Allison Beach wanted to continue working in urban entomology after graduation, and she has been able to do that with the Chicago-based company Rose Pest Solutions (also known as Franklin Pest Solutions in Indiana). Beach works as a technical specialist, which means that customers and colleagues go to her for insect identification and expertise.
Beach sees her role as a culmination of the experiences she had at Purdue and in internships.
“My internship with the Indiana Department of Health taught me a lot about bugs in an urban area,” Beach said. “I was not out in the country; I was in these concrete establishments with bugs that could potentially cause disease. It was a good introduction to urban pests and the weird places they can be.”
After her internship with the Department of Health, Beach worked on a data-entry project for Purdue and the Department of Defense that familiarized her with pesticides.
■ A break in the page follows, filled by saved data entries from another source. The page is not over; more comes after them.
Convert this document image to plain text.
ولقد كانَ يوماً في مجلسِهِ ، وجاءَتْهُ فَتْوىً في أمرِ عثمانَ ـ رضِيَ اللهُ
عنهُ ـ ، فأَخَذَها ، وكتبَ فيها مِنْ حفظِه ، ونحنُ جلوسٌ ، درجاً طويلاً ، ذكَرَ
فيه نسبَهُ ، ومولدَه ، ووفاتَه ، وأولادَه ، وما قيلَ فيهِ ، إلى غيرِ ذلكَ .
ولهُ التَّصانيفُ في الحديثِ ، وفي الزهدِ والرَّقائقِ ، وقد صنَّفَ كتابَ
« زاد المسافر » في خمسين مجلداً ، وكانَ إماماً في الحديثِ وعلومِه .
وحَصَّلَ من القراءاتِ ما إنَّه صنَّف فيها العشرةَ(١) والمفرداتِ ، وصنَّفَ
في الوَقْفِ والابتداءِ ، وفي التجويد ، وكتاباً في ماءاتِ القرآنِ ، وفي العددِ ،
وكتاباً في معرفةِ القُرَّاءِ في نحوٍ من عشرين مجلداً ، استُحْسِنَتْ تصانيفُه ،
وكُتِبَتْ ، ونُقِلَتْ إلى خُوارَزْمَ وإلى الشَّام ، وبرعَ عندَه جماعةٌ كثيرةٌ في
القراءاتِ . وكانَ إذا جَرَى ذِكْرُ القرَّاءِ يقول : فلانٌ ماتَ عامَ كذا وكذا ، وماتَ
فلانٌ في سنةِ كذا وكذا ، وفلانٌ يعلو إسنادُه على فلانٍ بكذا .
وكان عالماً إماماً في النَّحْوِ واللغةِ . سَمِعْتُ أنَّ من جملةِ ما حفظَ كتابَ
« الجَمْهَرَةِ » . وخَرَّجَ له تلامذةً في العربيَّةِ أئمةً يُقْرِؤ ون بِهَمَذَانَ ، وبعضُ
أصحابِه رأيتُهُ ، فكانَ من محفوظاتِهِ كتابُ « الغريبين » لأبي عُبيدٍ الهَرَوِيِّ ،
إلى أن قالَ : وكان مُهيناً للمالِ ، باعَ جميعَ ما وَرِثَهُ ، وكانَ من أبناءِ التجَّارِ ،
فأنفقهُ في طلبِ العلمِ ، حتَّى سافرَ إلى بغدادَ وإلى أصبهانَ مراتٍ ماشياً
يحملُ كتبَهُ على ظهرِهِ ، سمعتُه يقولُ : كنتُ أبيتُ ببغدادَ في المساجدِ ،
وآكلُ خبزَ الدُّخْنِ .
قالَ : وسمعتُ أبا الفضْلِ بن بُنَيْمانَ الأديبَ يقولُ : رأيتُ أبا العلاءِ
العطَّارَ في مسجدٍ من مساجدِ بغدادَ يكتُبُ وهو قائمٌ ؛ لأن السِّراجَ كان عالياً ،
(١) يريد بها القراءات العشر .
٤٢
“Essentially, I was helping to establish and populate a database of pesticides for the military,” Beach said. “I learned a lot about pesticides: what the names of them are, how they’re categorized by the Environmental Protection Agency, and how they’re usually administered. When I saw people using them at Rose Pest Solutions and during my training, I recognized a lot of the pesticide names from the database.”
This knowledge helped Beach to connect with a recruiter for Rose Pest Solutions at a College of Agriculture career fair. The rest is history.
Now, Beach teaches other people the things she has learned.
“I definitely use what I learned at Purdue, especially my insect taxonomy class, the one where you have to catch the bug and then identify them,” Beach said. “That class has helped me a lot here because there's a lot of blurry pictures of bugs from anxious customers. That knowledge makes it easier to ease people’s worries and tell them what the next steps are.”
Beach hopes to attend graduate school in the future, but until then, she is working towards accreditation that will earn her the title of “Board Certified Entomologist (BCE),” a step up from being a technical specialist. As she works to get her own accreditation, she’s training professionals at Rose Pest Solutions so that they can earn accreditation from the Entomological Society of America as “associate certified entomologists.”
After her internship with EnviroLogix, Bryn Yoder made up her mind to attend graduate school to pursue a PhD in biochemistry.
“I talked to Mary, one of my mentors, in depth about whether I wanted to go to grad school, and she helped me make my decision,” Yoder said. “Something she said that stuck with
me is that she didn't have that opportunity to go to grad school, but if she had the opportunity, like I did, she would have gone. I’m so lucky to be where I am today.”
When Yoder returned to Purdue, she reached out to faculty for advice and began turning in graduate school applications. A few months later, she accepted an offer from North Carolina State University, where she continues to study biochemistry and build on her undergraduate research experiences.
“It’s been a smooth transition for me, I think specifically because of my research advisor at Purdue, Dr. Hana Hall. She treats her undergrads with the same level of freedom as a grad student would have. I had a lot of control over my research, which is uncommon for a lot of undergraduate research,” Yoder said.
Interning in industry also helped Yoder to feel comfortable in the grad school environment.
“My internship at EnviroLogix was great because I got to work mostly independently in research and on a larger scale,” Yoder explained. “It gave me a look at what 40 hours a week in a lab looks like, which was helpful going into graduate school because that's what I do now. I realized I loved lab work and the research.”
Yoder loves her grad school research, but she also enjoys “making connections with so many like-minded but also different people,” who “all come from different background and experiences.”
After graduation, Yoder hopes to get a job in the pharmaceutical industry in drug research and development, where she can continue exploring her interests in human health.